Siamo nella rimanenza della cintura di ruggine, con opportunità di trasformazione futura della macro-città: la città di domani non è più limitabile ai confini comunali, alla classica e storica prima o seconda cinta urbana, perché i bisogni s’intrecciano, i consumi sono prodotti da un bacino ben più ampio di quello cittadino: la popolazione residente a Milano (1,2 milioni di contribuenti) paga i costi di gestione anche a favore di una comunità di fruitori e consumatori pari a circa 8 milioni di persone, proprio in virtù di questo meccanismo di integrazione urbana: la politica fa fatica a comprendere questo meccanismo.

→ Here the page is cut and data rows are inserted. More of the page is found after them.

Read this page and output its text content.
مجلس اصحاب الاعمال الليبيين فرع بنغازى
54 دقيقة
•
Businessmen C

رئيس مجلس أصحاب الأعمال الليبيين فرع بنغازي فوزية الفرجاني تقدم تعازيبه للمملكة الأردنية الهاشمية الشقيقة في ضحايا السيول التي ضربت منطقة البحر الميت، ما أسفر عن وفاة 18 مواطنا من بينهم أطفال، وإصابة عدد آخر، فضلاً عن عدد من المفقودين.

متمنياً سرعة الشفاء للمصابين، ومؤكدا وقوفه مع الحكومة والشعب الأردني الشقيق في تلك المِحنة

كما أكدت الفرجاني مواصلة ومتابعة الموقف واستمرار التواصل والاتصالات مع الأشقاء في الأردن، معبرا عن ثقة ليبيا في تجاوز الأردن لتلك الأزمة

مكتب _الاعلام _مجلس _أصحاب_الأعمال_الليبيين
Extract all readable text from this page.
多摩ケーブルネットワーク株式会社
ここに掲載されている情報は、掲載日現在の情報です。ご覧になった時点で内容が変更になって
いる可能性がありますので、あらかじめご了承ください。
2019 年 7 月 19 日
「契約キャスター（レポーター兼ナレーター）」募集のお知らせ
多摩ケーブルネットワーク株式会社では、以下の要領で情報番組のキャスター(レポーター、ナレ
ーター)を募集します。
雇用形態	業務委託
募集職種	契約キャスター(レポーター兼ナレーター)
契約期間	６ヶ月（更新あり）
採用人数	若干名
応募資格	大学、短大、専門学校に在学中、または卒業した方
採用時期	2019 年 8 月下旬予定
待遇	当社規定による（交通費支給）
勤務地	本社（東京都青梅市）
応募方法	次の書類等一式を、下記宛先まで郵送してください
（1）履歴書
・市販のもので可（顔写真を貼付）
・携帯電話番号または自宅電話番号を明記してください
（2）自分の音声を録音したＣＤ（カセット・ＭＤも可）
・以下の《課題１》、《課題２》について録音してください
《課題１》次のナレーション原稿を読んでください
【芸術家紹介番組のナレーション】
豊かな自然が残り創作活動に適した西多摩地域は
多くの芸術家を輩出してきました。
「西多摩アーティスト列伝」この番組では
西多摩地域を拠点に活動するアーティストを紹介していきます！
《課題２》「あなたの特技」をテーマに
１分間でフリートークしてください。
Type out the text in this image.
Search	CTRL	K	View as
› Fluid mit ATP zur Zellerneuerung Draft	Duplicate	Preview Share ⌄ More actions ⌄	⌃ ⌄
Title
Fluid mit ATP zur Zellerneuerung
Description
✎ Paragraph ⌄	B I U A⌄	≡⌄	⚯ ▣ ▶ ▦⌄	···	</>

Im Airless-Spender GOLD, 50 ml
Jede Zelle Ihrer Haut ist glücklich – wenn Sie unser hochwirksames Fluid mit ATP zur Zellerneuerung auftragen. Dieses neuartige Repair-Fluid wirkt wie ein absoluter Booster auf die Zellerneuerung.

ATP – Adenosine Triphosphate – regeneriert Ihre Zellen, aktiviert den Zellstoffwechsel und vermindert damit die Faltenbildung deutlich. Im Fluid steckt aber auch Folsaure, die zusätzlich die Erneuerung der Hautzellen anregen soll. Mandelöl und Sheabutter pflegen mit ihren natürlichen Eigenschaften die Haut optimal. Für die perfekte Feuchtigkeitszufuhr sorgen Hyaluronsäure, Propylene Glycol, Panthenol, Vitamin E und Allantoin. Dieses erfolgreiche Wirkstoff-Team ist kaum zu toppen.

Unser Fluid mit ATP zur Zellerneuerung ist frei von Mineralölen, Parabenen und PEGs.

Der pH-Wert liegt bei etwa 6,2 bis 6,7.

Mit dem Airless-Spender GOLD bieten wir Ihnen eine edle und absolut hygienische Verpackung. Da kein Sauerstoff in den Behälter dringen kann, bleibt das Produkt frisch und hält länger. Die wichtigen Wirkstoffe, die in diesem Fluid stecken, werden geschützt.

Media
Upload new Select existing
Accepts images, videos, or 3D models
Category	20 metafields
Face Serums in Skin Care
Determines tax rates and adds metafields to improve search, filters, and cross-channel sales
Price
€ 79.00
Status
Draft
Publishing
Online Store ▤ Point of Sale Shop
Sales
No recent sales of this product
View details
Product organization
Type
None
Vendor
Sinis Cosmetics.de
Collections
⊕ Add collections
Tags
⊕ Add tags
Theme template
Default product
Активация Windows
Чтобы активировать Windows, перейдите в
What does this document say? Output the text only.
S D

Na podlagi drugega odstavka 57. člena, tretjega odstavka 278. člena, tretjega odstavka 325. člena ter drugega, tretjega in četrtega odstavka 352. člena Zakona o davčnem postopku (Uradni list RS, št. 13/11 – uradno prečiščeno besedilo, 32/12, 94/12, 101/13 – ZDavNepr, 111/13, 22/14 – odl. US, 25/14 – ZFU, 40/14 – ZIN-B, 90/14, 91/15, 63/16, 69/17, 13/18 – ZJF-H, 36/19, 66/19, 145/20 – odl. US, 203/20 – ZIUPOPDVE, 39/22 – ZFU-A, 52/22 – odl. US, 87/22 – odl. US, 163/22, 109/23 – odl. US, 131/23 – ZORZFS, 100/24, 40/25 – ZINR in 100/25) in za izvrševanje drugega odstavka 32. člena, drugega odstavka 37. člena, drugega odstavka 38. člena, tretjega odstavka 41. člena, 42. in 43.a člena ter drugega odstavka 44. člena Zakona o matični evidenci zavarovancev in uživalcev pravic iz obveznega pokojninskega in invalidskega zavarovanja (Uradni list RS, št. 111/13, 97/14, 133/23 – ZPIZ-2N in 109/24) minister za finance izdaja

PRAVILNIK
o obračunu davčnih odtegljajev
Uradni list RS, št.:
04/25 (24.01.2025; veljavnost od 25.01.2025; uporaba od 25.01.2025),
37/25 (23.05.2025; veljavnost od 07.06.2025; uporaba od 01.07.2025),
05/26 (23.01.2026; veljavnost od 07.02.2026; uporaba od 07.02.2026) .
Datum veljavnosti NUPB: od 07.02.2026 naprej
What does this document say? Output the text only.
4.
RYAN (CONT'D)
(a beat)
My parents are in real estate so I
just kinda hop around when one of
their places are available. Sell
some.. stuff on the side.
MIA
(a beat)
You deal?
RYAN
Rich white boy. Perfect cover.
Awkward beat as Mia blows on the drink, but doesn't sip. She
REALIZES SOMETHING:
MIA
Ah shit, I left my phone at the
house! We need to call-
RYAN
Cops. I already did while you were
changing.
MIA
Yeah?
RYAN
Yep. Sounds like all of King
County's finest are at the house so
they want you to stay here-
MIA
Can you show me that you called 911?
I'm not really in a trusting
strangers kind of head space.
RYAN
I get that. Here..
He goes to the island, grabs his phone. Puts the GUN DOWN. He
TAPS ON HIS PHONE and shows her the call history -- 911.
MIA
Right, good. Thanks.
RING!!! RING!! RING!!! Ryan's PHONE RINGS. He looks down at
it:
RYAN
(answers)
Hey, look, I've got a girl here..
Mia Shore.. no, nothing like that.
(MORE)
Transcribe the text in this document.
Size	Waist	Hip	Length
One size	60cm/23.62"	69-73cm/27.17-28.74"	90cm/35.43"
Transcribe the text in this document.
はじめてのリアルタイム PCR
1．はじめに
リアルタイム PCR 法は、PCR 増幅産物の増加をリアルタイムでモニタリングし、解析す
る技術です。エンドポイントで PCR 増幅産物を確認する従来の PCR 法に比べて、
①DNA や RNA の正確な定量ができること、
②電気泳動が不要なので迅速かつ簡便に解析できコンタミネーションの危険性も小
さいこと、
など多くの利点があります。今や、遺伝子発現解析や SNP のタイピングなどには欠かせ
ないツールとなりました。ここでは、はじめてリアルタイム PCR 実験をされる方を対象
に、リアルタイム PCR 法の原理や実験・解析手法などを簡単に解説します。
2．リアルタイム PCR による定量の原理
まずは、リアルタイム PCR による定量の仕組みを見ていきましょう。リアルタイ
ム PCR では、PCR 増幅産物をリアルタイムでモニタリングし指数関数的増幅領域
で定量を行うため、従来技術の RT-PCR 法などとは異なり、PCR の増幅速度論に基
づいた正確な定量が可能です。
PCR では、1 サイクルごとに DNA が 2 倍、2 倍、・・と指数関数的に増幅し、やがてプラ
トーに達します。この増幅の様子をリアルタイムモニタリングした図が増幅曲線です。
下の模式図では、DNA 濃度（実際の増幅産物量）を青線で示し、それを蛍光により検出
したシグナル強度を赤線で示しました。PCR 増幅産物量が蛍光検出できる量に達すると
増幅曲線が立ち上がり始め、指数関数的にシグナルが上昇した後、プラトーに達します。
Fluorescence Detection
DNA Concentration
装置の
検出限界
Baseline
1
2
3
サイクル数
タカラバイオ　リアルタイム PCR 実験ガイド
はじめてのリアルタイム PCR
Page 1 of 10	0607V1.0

Milano aveva, e ha, tante aree urbane da riqualificare.

Certo, se penso alla Bicocca, alle ex Varesine, alla ex Om; ma su alcune scelte non mi sono mai trovato d’accordo: pensi al trasferimento della Fiera a Rho che ha inizialmente fatto temere la morte della fiera cittadina. Per fortuna non è accaduto. Infatti, per gli eventi più elitari, meno di massa, fieramilanocity funziona ancora bene. La moda per esempio non può andare a Rho-Pero. Ma la questione di Rho ha distaccato dalla città le funzioni dei paralleli. Sono cresciuto con il Salone del Mobile, sono fortemente legato al design, e trovo straordinaria questa dialettica tra evento fieristico e mostre nella città.

Ma che cosa deve fare la politica?

Deve offrire le strutture di connessione fra le energie che si sviluppano spontaneamente sul territorio perché nessuno può raggiungere in un unico centro una quota di intelligenza paragonabile a quella raggiunta connettendo migliaia di persone: è a questo aggregato che deve puntare Milano per il suo futuro urbanistico e socio-culturale.

È corretto dire che Milano si è svegliata negli ultimi 15 anni?

Direi di sì, la sveglia l’ha però data Formentini, quand’era sindaco, un momento, forse irripetibile, di genialità anarchica; la sua formazione politica e culturale lo rendevano un borghese internazionale.